Why don’t we introduce patients in health care management?
April 4, 2017

‘Good morning Mr. Smith. Good to see you, how are you doing? You’re looking for a new car? That’s good news. We decided that it’s going to be a Ford Focus, ST, 2.0 Eco-boost, 184 KW, 6-gear. Let’s see in stock if there is a possibility that you decide on the color otherwise it will be a red one.’

Does this conversation look strange to you? I hope so. But this is reality in health care for patients every day. In health care patients got absolutely nothing to say or at least nothing to decide. Yes they are allowed to sit in an advisory board and yes they are every now and then tolerated in discussions with the board but when it comes to make a decision in healthcare the door is closed and the patient has to wait for the decision.

I am not talking about shared decision making when it comes to the right treatment for this individual patient at this moment. I want to believe that develops in a good direction. It can be improved and has to speed up but it’s good to see that this is getting somewhere. I’m talking about quality of care and the way care is organized. How do you manage a hospital? What concentration of care (looking at cardiovascular and neurologic diseases or cancer) has the best quality for patients and will lower the cost of healthcare dramatically? Why are there a clinician and a financial expert in the board of a hospital and not a patient advocate? We’re not stupid. We know how to organize health care because we have a lot of experience and knowledge because we work in health care or at least are for many years involved in health care and work as managers in other fields of expertise. We are left outside and I think for a reason.

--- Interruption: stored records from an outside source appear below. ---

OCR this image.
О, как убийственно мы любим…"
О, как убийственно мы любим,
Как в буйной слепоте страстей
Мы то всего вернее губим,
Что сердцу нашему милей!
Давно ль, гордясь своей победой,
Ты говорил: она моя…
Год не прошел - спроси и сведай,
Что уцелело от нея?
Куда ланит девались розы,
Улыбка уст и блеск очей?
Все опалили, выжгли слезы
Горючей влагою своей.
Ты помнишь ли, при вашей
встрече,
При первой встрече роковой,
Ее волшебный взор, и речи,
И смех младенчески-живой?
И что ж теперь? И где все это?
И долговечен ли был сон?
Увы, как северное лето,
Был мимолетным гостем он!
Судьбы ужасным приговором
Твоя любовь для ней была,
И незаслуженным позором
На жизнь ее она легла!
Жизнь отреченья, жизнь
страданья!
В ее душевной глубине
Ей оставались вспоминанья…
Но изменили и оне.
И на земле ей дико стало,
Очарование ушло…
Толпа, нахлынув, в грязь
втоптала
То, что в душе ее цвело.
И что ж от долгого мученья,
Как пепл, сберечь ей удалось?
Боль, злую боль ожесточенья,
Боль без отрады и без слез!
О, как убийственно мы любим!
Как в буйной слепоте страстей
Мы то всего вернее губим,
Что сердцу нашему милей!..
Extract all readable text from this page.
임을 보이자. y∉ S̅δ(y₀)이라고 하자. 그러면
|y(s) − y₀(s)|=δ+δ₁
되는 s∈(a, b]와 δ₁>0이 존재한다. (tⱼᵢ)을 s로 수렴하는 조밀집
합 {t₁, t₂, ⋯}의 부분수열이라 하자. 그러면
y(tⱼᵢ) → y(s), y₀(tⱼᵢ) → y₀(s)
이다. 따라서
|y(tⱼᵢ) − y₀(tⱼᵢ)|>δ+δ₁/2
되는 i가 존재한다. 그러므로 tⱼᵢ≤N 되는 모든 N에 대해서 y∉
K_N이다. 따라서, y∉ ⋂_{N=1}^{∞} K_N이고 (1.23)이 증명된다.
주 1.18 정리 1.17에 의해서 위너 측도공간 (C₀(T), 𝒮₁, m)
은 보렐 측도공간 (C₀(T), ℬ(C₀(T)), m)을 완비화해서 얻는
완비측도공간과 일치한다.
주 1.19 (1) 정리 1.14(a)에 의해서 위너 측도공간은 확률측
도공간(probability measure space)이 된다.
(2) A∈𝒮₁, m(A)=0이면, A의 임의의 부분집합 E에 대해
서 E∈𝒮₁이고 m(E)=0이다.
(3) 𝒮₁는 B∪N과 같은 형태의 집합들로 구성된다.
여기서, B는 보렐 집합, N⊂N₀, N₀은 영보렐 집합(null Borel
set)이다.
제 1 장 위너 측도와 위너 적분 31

Patients do not want to be patients and if they are patients they want as soon as possible be patients no longer. And with a health care system that benefits from as much patients as possible it’s obvious that we have to stay out of the decision making process as long as possible. We patient advocates know that health care benefits from keeping us as long as possible a patient. This is not meant to be but it is how the system has evolved. And when treatments mean invoices and income we don’t want the patients of the system. I’m convinced that this is not bad intention but I am sure that without patient advocates being part of the decision making process this won’t stop.

If about us, not without us. Health care exists because we patients exist and therefore we should not only be asked about what we want, we should also decide about all matters in healthcare. Simply for the sake of the patients and their loved ones and for the sake of lower costs in health care. I’m convinced and did research on this and putting patient advocates in the right position will lower the cost of health care extremely.

Is this what we want? I think it is but it depends on your position in het Medical Industrial Industry whether you work on this as a solution. Because we all have our dependencies: our income, family, manager, company and so on. But from my own experience I know that when you put all the stakeholders around the table and ask for their real interests we can work on a solution that fits us all. It’s about the win-win and not about compromises. Working on a compromise means that we are not working on the best quality of life for patients and their loved ones. And health care is about the latter.